W sobotę 6 kwietnia odbyła się konwencja Konfederacji KORWiN Braun Liroy Narodowcy, na której ogłoszono jej kandydatów w wyborach do Parlamentu Europejskiego. Wśród nich na pierwszych miejscach na listach znaleźli się m.in. Krzysztof Bosak (Warszawa), Kaja Godek (Mazowsze), Grzegorz Braun (Podkarpacie), Piotr Liroy Marzec (Wielkopolska). Janusz Korwin-Mikke wystartuje z miejsca 10. na liście na Dolnym Śląsku i w Opolskiem, a Marek Jakubiak z miejsca 10. w Warszawie.
Uwagę przyciągnął jednak kandydat z 2. miejsca na liście śląskiej - Jerzy Janoska. To lider Ruchu Narodowego Zagłębia Dąbrowskiego, a także kandydat do Sejmu z list Kukiz '15. Deklarował poparcie dla likwidacji umów śmieciowych, immunitetu poselskiego i Senatu.
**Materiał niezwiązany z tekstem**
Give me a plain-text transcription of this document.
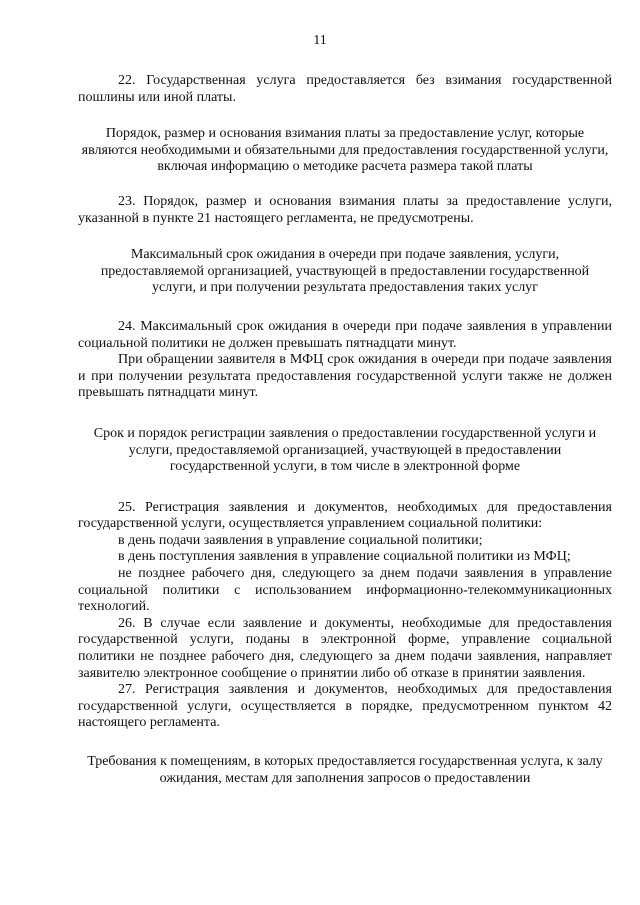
11

22. Государственная услуга предоставляется без взимания государственной пошлины или иной платы.

Порядок, размер и основания взимания платы за предоставление услуг, которые являются необходимыми и обязательными для предоставления государственной услуги, включая информацию о методике расчета размера такой платы

23. Порядок, размер и основания взимания платы за предоставление услуги, указанной в пункте 21 настоящего регламента, не предусмотрены.

Максимальный срок ожидания в очереди при подаче заявления, услуги, предоставляемой организацией, участвующей в предоставлении государственной услуги, и при получении результата предоставления таких услуг

24. Максимальный срок ожидания в очереди при подаче заявления в управлении социальной политики не должен превышать пятнадцати минут.

При обращении заявителя в МФЦ срок ожидания в очереди при подаче заявления и при получении результата предоставления государственной услуги также не должен превышать пятнадцати минут.

Срок и порядок регистрации заявления о предоставлении государственной услуги и услуги, предоставляемой организацией, участвующей в предоставлении государственной услуги, в том числе в электронной форме

25. Регистрация заявления и документов, необходимых для предоставления государственной услуги, осуществляется управлением социальной политики:

в день подачи заявления в управление социальной политики;

в день поступления заявления в управление социальной политики из МФЦ;

не позднее рабочего дня, следующего за днем подачи заявления в управление социальной политики с использованием информационно-телекоммуникационных технологий.

26. В случае если заявление и документы, необходимые для предоставления государственной услуги, поданы в электронной форме, управление социальной политики не позднее рабочего дня, следующего за днем подачи заявления, направляет заявителю электронное сообщение о принятии либо об отказе в принятии заявления.

27. Регистрация заявления и документов, необходимых для предоставления государственной услуги, осуществляется в порядке, предусмотренном пунктом 42 настоящего регламента.

Требования к помещениям, в которых предоставляется государственная услуга, к залу ожидания, местам для заполнения запросов о предоставлении
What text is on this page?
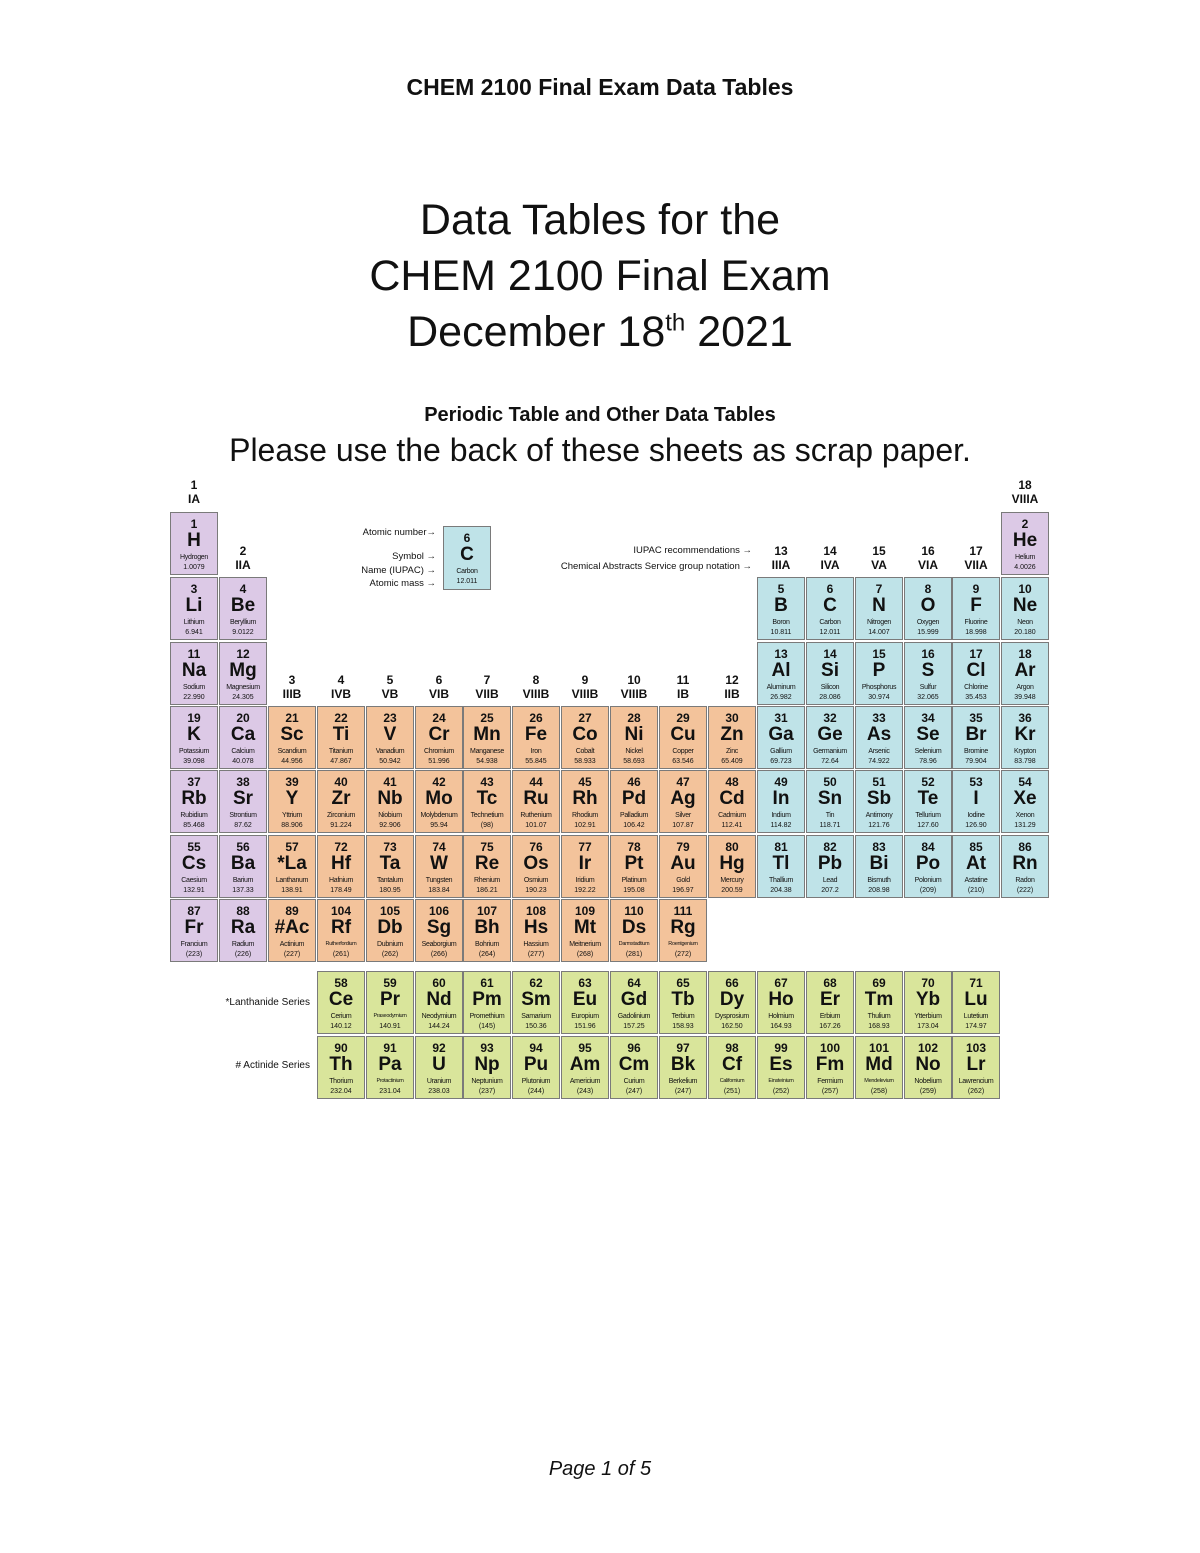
CHEM 2100 Final Exam Data Tables
Data Tables for the
CHEM 2100 Final Exam
December 18th 2021
Periodic Table and Other Data Tables
Please use the back of these sheets as scrap paper.
Atomic number→
Symbol →
Name (IUPAC) →
Atomic mass →
6
C
Carbon
12.011
IUPAC recommendations →
Chemical Abstracts Service group notation →
*Lanthanide Series
# Actinide Series
1
H
Hydrogen
1.0079
2
He
Helium
4.0026
3
Li
Lithium
6.941
4
Be
Beryllium
9.0122
5
B
Boron
10.811
6
C
Carbon
12.011
7
N
Nitrogen
14.007
8
O
Oxygen
15.999
9
F
Fluorine
18.998
10
Ne
Neon
20.180
11
Na
Sodium
22.990
12
Mg
Magnesium
24.305
13
Al
Aluminum
26.982
14
Si
Silicon
28.086
15
P
Phosphorus
30.974
16
S
Sulfur
32.065
17
Cl
Chlorine
35.453
18
Ar
Argon
39.948
19
K
Potassium
39.098
20
Ca
Calcium
40.078
21
Sc
Scandium
44.956
22
Ti
Titanium
47.867
23
V
Vanadium
50.942
24
Cr
Chromium
51.996
25
Mn
Manganese
54.938
26
Fe
Iron
55.845
27
Co
Cobalt
58.933
28
Ni
Nickel
58.693
29
Cu
Copper
63.546
30
Zn
Zinc
65.409
31
Ga
Gallium
69.723
32
Ge
Germanium
72.64
33
As
Arsenic
74.922
34
Se
Selenium
78.96
35
Br
Bromine
79.904
36
Kr
Krypton
83.798
37
Rb
Rubidium
85.468
38
Sr
Strontium
87.62
39
Y
Yttrium
88.906
40
Zr
Zirconium
91.224
41
Nb
Niobium
92.906
42
Mo
Molybdenum
95.94
43
Tc
Technetium
(98)
44
Ru
Ruthenium
101.07
45
Rh
Rhodium
102.91
46
Pd
Palladium
106.42
47
Ag
Silver
107.87
48
Cd
Cadmium
112.41
49
In
Indium
114.82
50
Sn
Tin
118.71
51
Sb
Antimony
121.76
52
Te
Tellurium
127.60
53
I
Iodine
126.90
54
Xe
Xenon
131.29
55
Cs
Caesium
132.91
56
Ba
Barium
137.33
57
*La
Lanthanum
138.91
72
Hf
Hafnium
178.49
73
Ta
Tantalum
180.95
74
W
Tungsten
183.84
75
Re
Rhenium
186.21
76
Os
Osmium
190.23
77
Ir
Iridium
192.22
78
Pt
Platinum
195.08
79
Au
Gold
196.97
80
Hg
Mercury
200.59
81
Tl
Thallium
204.38
82
Pb
Lead
207.2
83
Bi
Bismuth
208.98
84
Po
Polonium
(209)
85
At
Astatine
(210)
86
Rn
Radon
(222)
87
Fr
Francium
(223)
88
Ra
Radium
(226)
89
#Ac
Actinium
(227)
104
Rf
Rutherfordium
(261)
105
Db
Dubnium
(262)
106
Sg
Seaborgium
(266)
107
Bh
Bohrium
(264)
108
Hs
Hassium
(277)
109
Mt
Meitnerium
(268)
110
Ds
Darmstadtium
(281)
111
Rg
Roentgenium
(272)
58
Ce
Cerium
140.12
59
Pr
Praseodymium
140.91
60
Nd
Neodymium
144.24
61
Pm
Promethium
(145)
62
Sm
Samarium
150.36
63
Eu
Europium
151.96
64
Gd
Gadolinium
157.25
65
Tb
Terbium
158.93
66
Dy
Dysprosium
162.50
67
Ho
Holmium
164.93
68
Er
Erbium
167.26
69
Tm
Thulium
168.93
70
Yb
Ytterbium
173.04
71
Lu
Lutetium
174.97
90
Th
Thorium
232.04
91
Pa
Protactinium
231.04
92
U
Uranium
238.03
93
Np
Neptunium
(237)
94
Pu
Plutonium
(244)
95
Am
Americium
(243)
96
Cm
Curium
(247)
97
Bk
Berkelium
(247)
98
Cf
Californium
(251)
99
Es
Einsteinium
(252)
100
Fm
Fermium
(257)
101
Md
Mendelevium
(258)
102
No
Nobelium
(259)
103
Lr
Lawrencium
(262)
1
IA
2
IIA
3
IIIB
4
IVB
5
VB
6
VIB
7
VIIB
8
VIIIB
9
VIIIB
10
VIIIB
11
IB
12
IIB
13
IIIA
14
IVA
15
VA
16
VIA
17
VIIA
18
VIIIA
Page 1 of 5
Był przeciwny przyjmowaniu islamskich uchodźców, "propagandzie homoseksualnej" czy "roszczeniom żydowskim".
Jak jednak przypomina portal silesion.pl, najbardziej "wsławił się" w listopadzie 2017 roku, kiedy na placu Sejmu Śląskiego w Katowicach powiesił na szubienicach portrety kilkorga europosłów PO: Danuty Jazłowieckiej, Danuty Huebner, Barbary Kudryckiej, Julii Pitery, Róży Thun i Michała Boniego. - Nie spodziewaliśmy się takiego szumu wokół tego happeningu. Mimo że był to dość ostry wyraz, zrobiłbym to jeszcze raz, aby zaznaczyć przekaz, z jakim szliśmy, czyli sprzeciwem wobec współczesnej targowicy - powiedział potem w rozmowie z Polsat News.
Prokuratura wszczęła w tej sprawie śledztwo. Pod koniec stycznia podjęła decyzję o jego przedłużeniu do 26 maja.